Fresno’s transportation problems are stifling health and economic opportunities

Author(s)
Published on
April 13, 2021

A three-hour journey on two buses to a doctor’s appointment.

A long walk home on unsafe streets in the middle of the night.

A walk to school through a muddy field. 

For many of Fresno County’s working class and immigrant communities, these are their only options to get around.

The county has grown to a metropolis of 1.1 million people, yet people who take public transportation still have more than double the commute times of those who drive their own cars. 

This isn’t by accident — it’s by design. 

For 35 years, Fresno County’s Measure C, a half-cent sales tax dedicated to transportation, has dramatically shaped the landscape of metropolitan Fresno. Fresno County now has one of the highest number of freeway lane miles per capita in the country, leaving car commuters with lower-than-average commute times on widely designed freeways. Not so for bus riders, the majority of which spend more than 45 minutes or an hour on their commute. 

The freeway-heavy investments have enabled an entire generation of suburban sprawl north and east out of Fresno into Clovis and up into the Sierra foothills, following the brand-new 41, 168, and 180 freeways. Many service and retail jobs have followed, leaving workers with hours-long commutes to get from more affordable south Fresno neighborhoods to the northeastern suburbs.

The majority of the region’s new housing gets built in these new neighborhoods, whether or not other amenities like grocery stores or doctors’ offices are within a close distance, creating even more traffic.

And as new freeways make previously cheap farmland desirable for housing tracts, those with the foresight — and political connections to sway future transportation funding — reap millions in profits. Developers have learned that shaping future transportation investments is key to making the business model work. 

Despite an increase in local transportation fees to ensure new development pays its fair share of local roads, those fees never cover the true cost of road expansion, leaving taxpayers with the rest of the multimillion-dollar bill, if the improvements ever get made. 

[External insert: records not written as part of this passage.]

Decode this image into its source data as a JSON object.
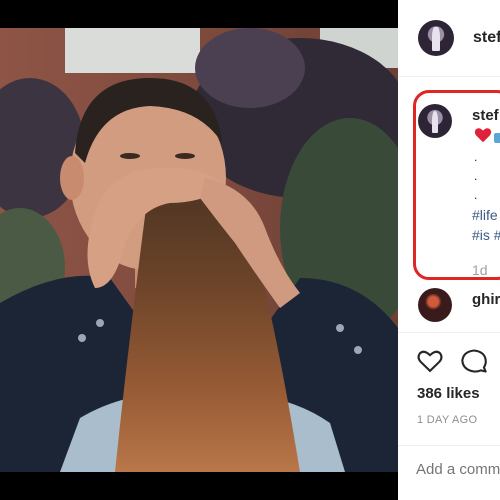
{
  "post": {
    "username": "stefa",
    "image_subject": "man-covering-face-with-womans-hair"
  },
  "caption": {
    "username": "stef",
    "dots": [
      ".",
      ".",
      "."
    ],
    "hashtags": [
      "#life",
      "#is #"
    ],
    "time": "1d",
    "highlight_color": "#e02525"
  },
  "comment": {
    "username": "ghir"
  },
  "actions": {
    "icons": [
      "heart-icon",
      "comment-icon"
    ],
    "likes": "386 likes",
    "time_ago": "1 DAY AGO",
    "add_comment_placeholder": "Add a comm"
  },
  "colors": {
    "hashtag": "#3b5a86",
    "heart": "#ed4956"
  }
}
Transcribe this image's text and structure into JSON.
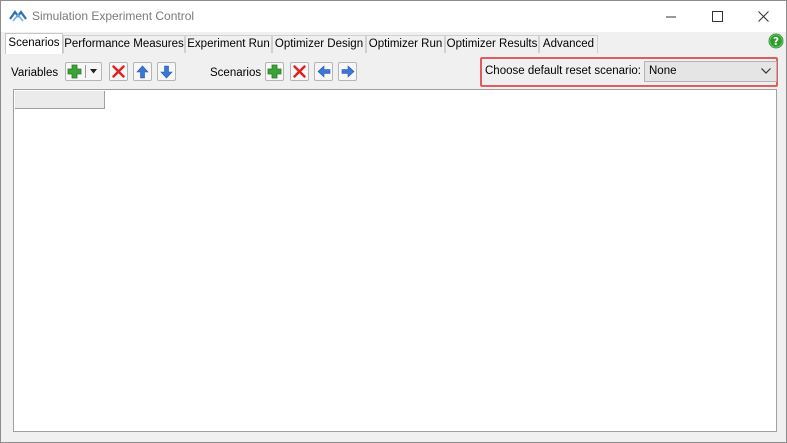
{
  "window": {
    "title": "Simulation Experiment Control",
    "controls": [
      "minimize",
      "maximize",
      "close"
    ]
  },
  "tabs": [
    {
      "label": "Scenarios",
      "active": true
    },
    {
      "label": "Performance Measures",
      "active": false
    },
    {
      "label": "Experiment Run",
      "active": false
    },
    {
      "label": "Optimizer Design",
      "active": false
    },
    {
      "label": "Optimizer Run",
      "active": false
    },
    {
      "label": "Optimizer Results",
      "active": false
    },
    {
      "label": "Advanced",
      "active": false
    }
  ],
  "toolbar": {
    "variables_label": "Variables",
    "scenarios_label": "Scenarios",
    "variables_buttons": [
      "add-icon",
      "dropdown-arrow-icon",
      "remove-icon",
      "arrow-up-icon",
      "arrow-down-icon"
    ],
    "scenarios_buttons": [
      "add-icon",
      "remove-icon",
      "arrow-left-icon",
      "arrow-right-icon"
    ]
  },
  "reset_scenario": {
    "label": "Choose default reset scenario:",
    "selected": "None",
    "highlight_color": "#e05d5d"
  },
  "icons": {
    "help": "help-icon",
    "help_color": "#2d9c2d",
    "add_color": "#3aa335",
    "remove_color": "#e02020",
    "arrow_color": "#3a78d8"
  }
}
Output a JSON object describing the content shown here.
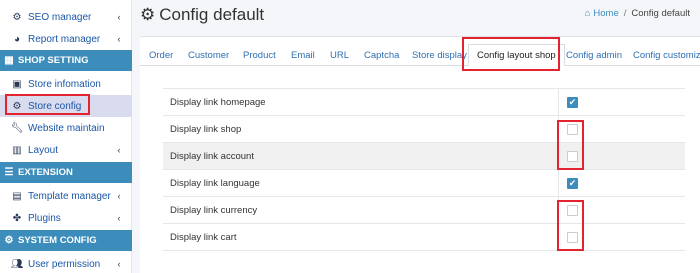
{
  "sidebar": {
    "items_top": [
      {
        "label": "SEO manager",
        "icon": "gear-icon",
        "chev": "‹"
      },
      {
        "label": "Report manager",
        "icon": "pie-chart-icon",
        "chev": "‹"
      }
    ],
    "section_shop": "SHOP SETTING",
    "shop_items": [
      {
        "label": "Store infomation",
        "icon": "store-icon"
      },
      {
        "label": "Store config",
        "icon": "gear-icon"
      },
      {
        "label": "Website maintain",
        "icon": "wrench-icon"
      },
      {
        "label": "Layout",
        "icon": "layout-icon",
        "chev": "‹"
      }
    ],
    "section_extension": "EXTENSION",
    "extension_items": [
      {
        "label": "Template manager",
        "icon": "template-icon",
        "chev": "‹"
      },
      {
        "label": "Plugins",
        "icon": "puzzle-icon",
        "chev": "‹"
      }
    ],
    "section_system": "SYSTEM CONFIG",
    "system_items": [
      {
        "label": "User permission",
        "icon": "users-icon",
        "chev": "‹"
      }
    ]
  },
  "header": {
    "title": "Config default",
    "breadcrumb_home": "Home",
    "breadcrumb_sep": "/",
    "breadcrumb_current": "Config default"
  },
  "tabs": [
    "Order",
    "Customer",
    "Product",
    "Email",
    "URL",
    "Captcha",
    "Store display",
    "Config layout shop",
    "Config admin",
    "Config customize"
  ],
  "active_tab": "Config layout shop",
  "settings": [
    {
      "label": "Display link homepage",
      "checked": true
    },
    {
      "label": "Display link shop",
      "checked": false
    },
    {
      "label": "Display link account",
      "checked": false
    },
    {
      "label": "Display link language",
      "checked": true
    },
    {
      "label": "Display link currency",
      "checked": false
    },
    {
      "label": "Display link cart",
      "checked": false
    }
  ],
  "colors": {
    "accent": "#3c8dbc",
    "highlight": "#e3232f"
  }
}
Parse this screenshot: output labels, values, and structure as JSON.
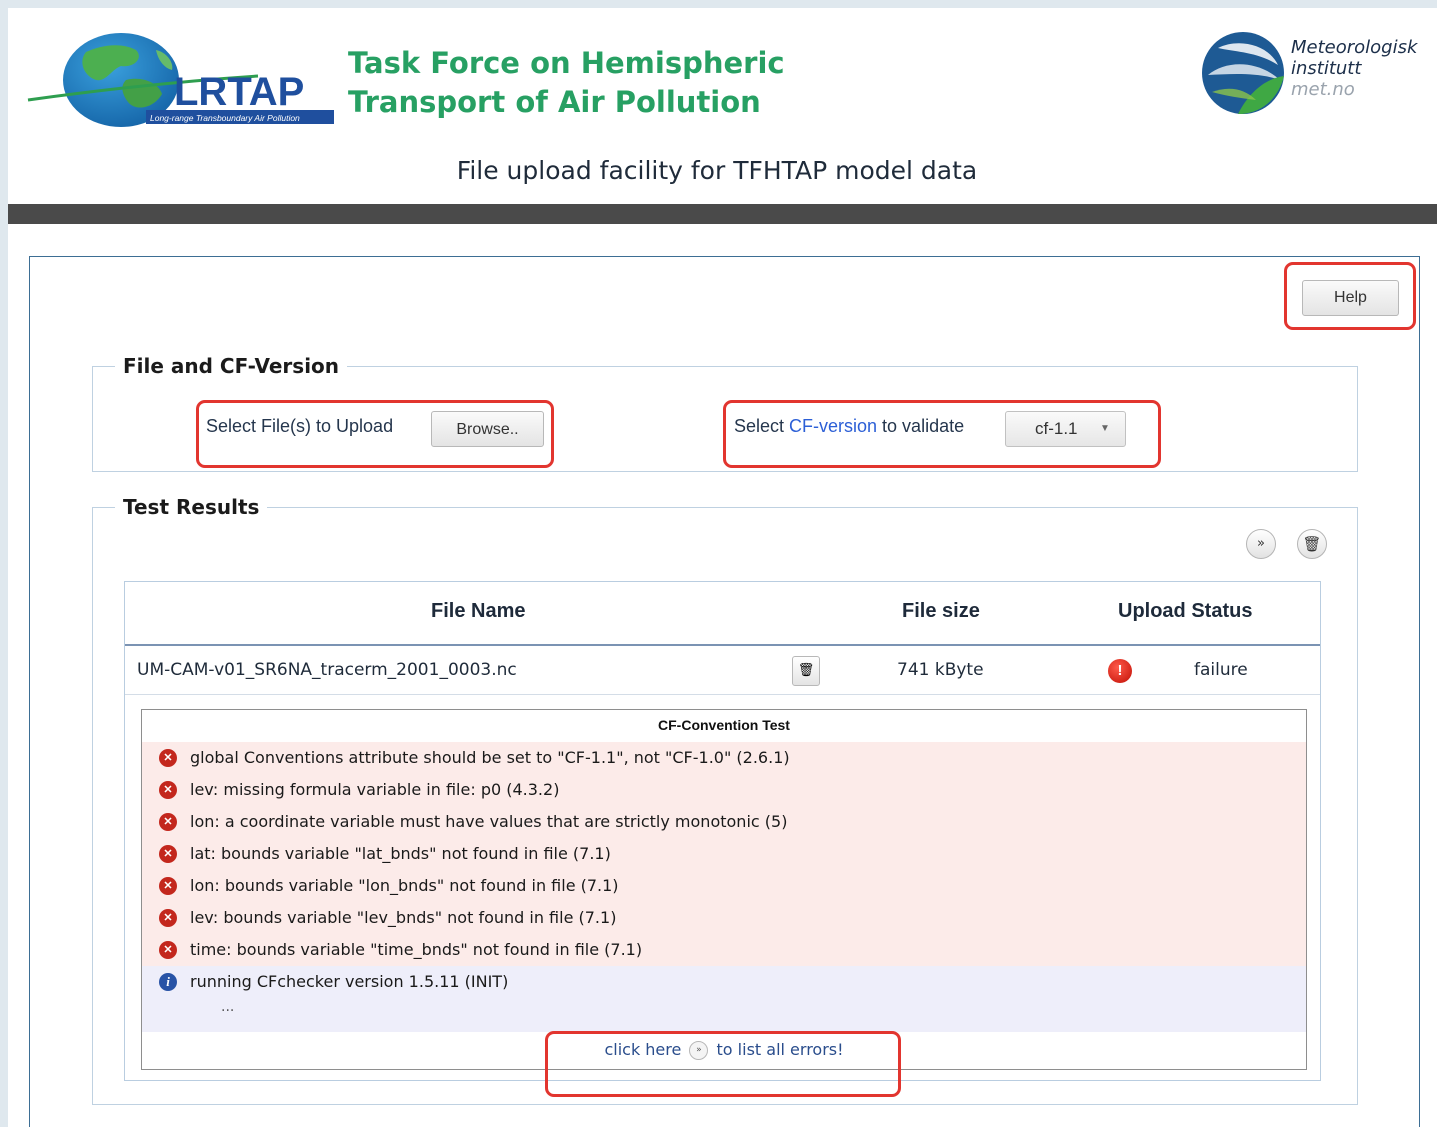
{
  "header": {
    "logo_text": "LRTAP",
    "logo_subtext": "Long-range Transboundary Air Pollution",
    "title_line1": "Task Force on Hemispheric",
    "title_line2": "Transport of Air Pollution",
    "institute_line1": "Meteorologisk",
    "institute_line2": "institutt",
    "institute_url": "met.no",
    "subtitle": "File upload facility for TFHTAP model data"
  },
  "toolbar": {
    "help_label": "Help"
  },
  "file_section": {
    "legend": "File and CF-Version",
    "select_files_label": "Select File(s) to Upload",
    "browse_label": "Browse..",
    "cf_label_prefix": "Select ",
    "cf_label_link": "CF-version",
    "cf_label_suffix": " to validate",
    "cf_selected": "cf-1.1"
  },
  "results": {
    "legend": "Test Results",
    "columns": {
      "file_name": "File Name",
      "file_size": "File size",
      "upload_status": "Upload Status"
    },
    "row": {
      "file_name": "UM-CAM-v01_SR6NA_tracerm_2001_0003.nc",
      "file_size": "741 kByte",
      "status": "failure"
    },
    "cf_test": {
      "title": "CF-Convention Test",
      "errors": [
        "global Conventions attribute should be set to \"CF-1.1\", not \"CF-1.0\" (2.6.1)",
        "lev: missing formula variable in file: p0 (4.3.2)",
        "lon: a coordinate variable must have values that are strictly monotonic (5)",
        "lat: bounds variable \"lat_bnds\" not found in file (7.1)",
        "lon: bounds variable \"lon_bnds\" not found in file (7.1)",
        "lev: bounds variable \"lev_bnds\" not found in file (7.1)",
        "time: bounds variable \"time_bnds\" not found in file (7.1)"
      ],
      "info": "running CFchecker version 1.5.11 (INIT)",
      "ellipsis": "...",
      "click_prefix": "click here",
      "click_suffix": "to list all errors!"
    }
  },
  "colors": {
    "accent_green": "#27a063",
    "highlight_red": "#e2352f",
    "error_bg": "#fcebe9",
    "info_bg": "#eeeefa"
  }
}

And if they don’t? Pedestrians and drivers have to deal with dangerous, bottlenecked roads on the fringe of the city.

Politicians push for state and federal grants to cover the cost of road widening in new suburban areas, even as rural residents ask for more funding to be set aside for sidewalks in farmworker communities.

Public health has often taken a backseat in transportation policy conversations in Fresno County, and its presence — usually centered around the air-quality impacts of freeway and road expansion — has been considered only after litigation and significant advocacy efforts.

Fresno still has some of the worst air quality in the nation, according to the U.S. Environmental Protection Agency. Health disparities are stratified by race and income, with predominantly Black and Latino communities bearing the brunt of the worst air quality, and with significantly lower life expectancies as a result. 

In south Fresno, one census tract is designated the most polluted and economically disadvantaged in California, according to the state’s CalEnviroScreen methodology — and it also happens to be bisected by two major freeways and is the hub of the region’s growing warehousing industry.

The consequences for residents can be disastrous: missed doctors’ appointments, overpaying for a taxi during a child’s asthma attack, losing a job because the bus was late too many times.

Measure C, passed by voters in 2006, doesn’t expire until 2026. But work has already begun to explore putting a new version of the sales tax on the ballot as early as November 2022. 

Transportation equity advocates have already assailed the current process for its lack of transparency and commitment to rectifying past challenges created by the freeway-heavy system.

Whose needs will be prioritized this time? 

With support from the 2021 California Fellowship, Fresnoland, the Fresno Bee, and Vida en el Valle are collaborating on a series of stories driven by community engagement, to explore, engage and explain the past, present, and future of local transportation investments through the lens of Fresno County’s Measure C renewal process.

We’ll talk to residents across the county to better understand their transportation needs. We’ll investigate current transportation programs and investments to see what’s working, and what isn’t. We’ll explore how other communities have found solutions to these transportation needs. And we’ll explain how residents can impact the process.